Hallo Marco,
WARNUNG !
Es gibt eine sogenannte Repeaterregel. Für normale Ethernet-Hubs (10BaseT) besagt diese Regel, daß maximal 4 Hubs hintereinander liegen dürfen.
Dabei gilt eine maximale Länge von 100 m pro Verbindung mit einem UTP-Kabel, 185 m mit dünnen Koax-Kabel oder 2000 m mit einem LWL-Kabel.
Die Gesamtlänge darf aber 3000 m nicht überschreiten
Bei Fast-Ethernet verkürzen sich diese Abstände dramatisch.
Es gilt immernoch eine maximale Länge von 100 m pro Verbindung mit einem UTP-Kabel, aber nur noch ca. 165 m mit einem LWL-Kabel.
Wenn man einen Fast-Ethernet-Hub der Klasse 1 verwendet darf man in einem Segment NUR EINEN HUB verwenden.
Man darf zwar 2 Fast-Ethernet-Hubs der Klasse 2 in einem Segment verwenden, aber die Gesamtlänge des Segmentes darf 205 m nicht überschreiten. Im Vergleich zum Class 1-Hub sind das gerade mal 5 m mehr.
Die Repeaterregel ist kein Strafgesetz, aber sobald diese Regel gebrochen wird, kann niemand mehr dafür garantieren, daß das Netzwerk jederzeit funktioniert.
Dies wirkt sich so aus;
bei wenig Rechnern und gelegentlichen Datenverbindungen funktioniert das meiste, wenn mehr Rechner oder Datenverkehr dazukommt wird das Netzwerk langsam bis nichts mehr geht.
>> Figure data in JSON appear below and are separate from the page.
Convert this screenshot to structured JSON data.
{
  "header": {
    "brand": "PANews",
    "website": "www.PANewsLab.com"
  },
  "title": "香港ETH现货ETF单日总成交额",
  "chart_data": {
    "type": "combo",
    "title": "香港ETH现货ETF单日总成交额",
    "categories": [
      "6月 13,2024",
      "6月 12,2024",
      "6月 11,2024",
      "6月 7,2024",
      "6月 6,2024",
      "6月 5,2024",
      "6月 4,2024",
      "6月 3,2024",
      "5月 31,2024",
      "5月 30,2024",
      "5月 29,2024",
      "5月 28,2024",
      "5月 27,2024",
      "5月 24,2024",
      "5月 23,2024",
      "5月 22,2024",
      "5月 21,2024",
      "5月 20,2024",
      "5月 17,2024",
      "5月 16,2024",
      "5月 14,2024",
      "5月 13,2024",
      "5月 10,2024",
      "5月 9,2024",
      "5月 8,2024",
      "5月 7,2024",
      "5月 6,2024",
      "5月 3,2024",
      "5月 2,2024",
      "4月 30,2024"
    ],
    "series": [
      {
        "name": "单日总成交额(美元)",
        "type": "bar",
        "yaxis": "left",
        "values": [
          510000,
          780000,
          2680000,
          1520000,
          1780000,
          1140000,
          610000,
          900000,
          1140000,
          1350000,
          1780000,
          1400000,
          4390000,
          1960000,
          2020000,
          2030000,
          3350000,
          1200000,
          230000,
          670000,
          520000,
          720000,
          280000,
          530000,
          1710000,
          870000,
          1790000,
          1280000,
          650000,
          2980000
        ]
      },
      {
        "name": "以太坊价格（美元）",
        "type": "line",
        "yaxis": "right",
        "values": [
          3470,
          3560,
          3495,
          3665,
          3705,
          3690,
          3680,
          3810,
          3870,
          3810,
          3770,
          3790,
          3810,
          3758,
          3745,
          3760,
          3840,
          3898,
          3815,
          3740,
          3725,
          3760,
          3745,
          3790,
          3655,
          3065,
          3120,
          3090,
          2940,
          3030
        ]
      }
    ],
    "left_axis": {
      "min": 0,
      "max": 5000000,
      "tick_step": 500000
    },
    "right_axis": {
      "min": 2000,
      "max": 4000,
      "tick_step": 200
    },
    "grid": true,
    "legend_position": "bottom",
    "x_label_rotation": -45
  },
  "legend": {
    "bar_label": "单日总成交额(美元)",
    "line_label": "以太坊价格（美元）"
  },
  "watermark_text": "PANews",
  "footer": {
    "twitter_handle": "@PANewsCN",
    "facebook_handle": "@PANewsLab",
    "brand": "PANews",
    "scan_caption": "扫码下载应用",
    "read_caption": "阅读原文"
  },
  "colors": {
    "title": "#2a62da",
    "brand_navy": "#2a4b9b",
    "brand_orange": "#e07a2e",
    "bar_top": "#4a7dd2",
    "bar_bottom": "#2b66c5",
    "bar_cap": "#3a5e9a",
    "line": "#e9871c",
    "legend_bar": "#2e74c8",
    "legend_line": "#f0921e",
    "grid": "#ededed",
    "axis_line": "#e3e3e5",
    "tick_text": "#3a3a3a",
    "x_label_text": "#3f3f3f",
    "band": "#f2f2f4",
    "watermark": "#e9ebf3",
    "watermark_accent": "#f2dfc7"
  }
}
Manche Verbindungen laufen vom Anfang an nicht.
Lösung:
1.) Manche Hubs sind stackbar, d.h. sie haben einen besonderen herstellereigenen Anschluß mit speziellen Kabeln.
Hubs die so miteinander verbunden werden bilden einen logischen Repeater und werden wie ein einzelner Hub gezählt.
2.) Der Hub hat eine Uplinkport mit Switchingfunktion (z.B. 3Com Dual Speed Hub 500). Hinter diesem Port liegt ein neues Segment. Ein normaler Port eines Hubs wird mit einem solchen Uplinkport verbunden.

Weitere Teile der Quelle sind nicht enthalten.